Gov. Ralph Northam recently signed a bill to cap the costs of prescription insulin copays at $50 per month, one of the lowest caps in the country. This will give Virginia the country’s fourth lowest insulin cap.
House Bill 66, sponsored by Del. Lee Carter, D-Manassas, originally aimed to cap the costs of prescription insulin copays at $30 per month. By the time the bill passed the Senate, the cap was amended to $50 per month.
“For people that have diabetes, they tend to be on anywhere from five to eight medications. So even if they have good health insurance, paying copays anywhere from $5 or $10 per prescription adds up very quickly,” said Evan Sisson, professor at the VCU School of Pharmacy and vice-chairperson of the Virginia Diabetes Council. “So to be able to cap [insulin] is a huge benefit for patients.”
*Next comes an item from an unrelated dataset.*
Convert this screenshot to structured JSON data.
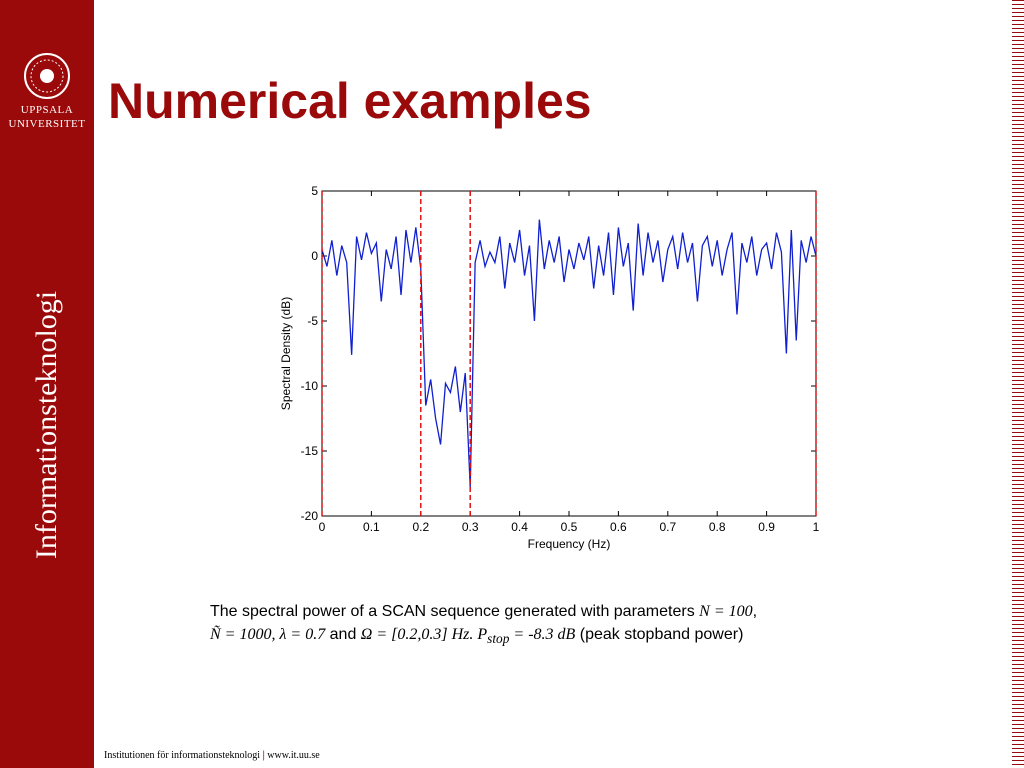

The Virginia Department of Health estimated in 2017 that 631,194 or 9% of Virginians have Type 1 or Type 2 diabetes.
“This bill is aimed at providing relief for those folks who have health insurance but can’t afford to use it, that is a vast swath of Virginia’s population,” Carter said during a Senate committee hearing.
Insulin prices have risen so much in recent years that some diabetics have resorted to rationing their insulin or traveling to Canada where the drug is much cheaper.
According to the U.S. House Committee on Energy and Commerce, approximately 30 million Americans suffer from diabetes, with that number increasing by about 1.5 million every year.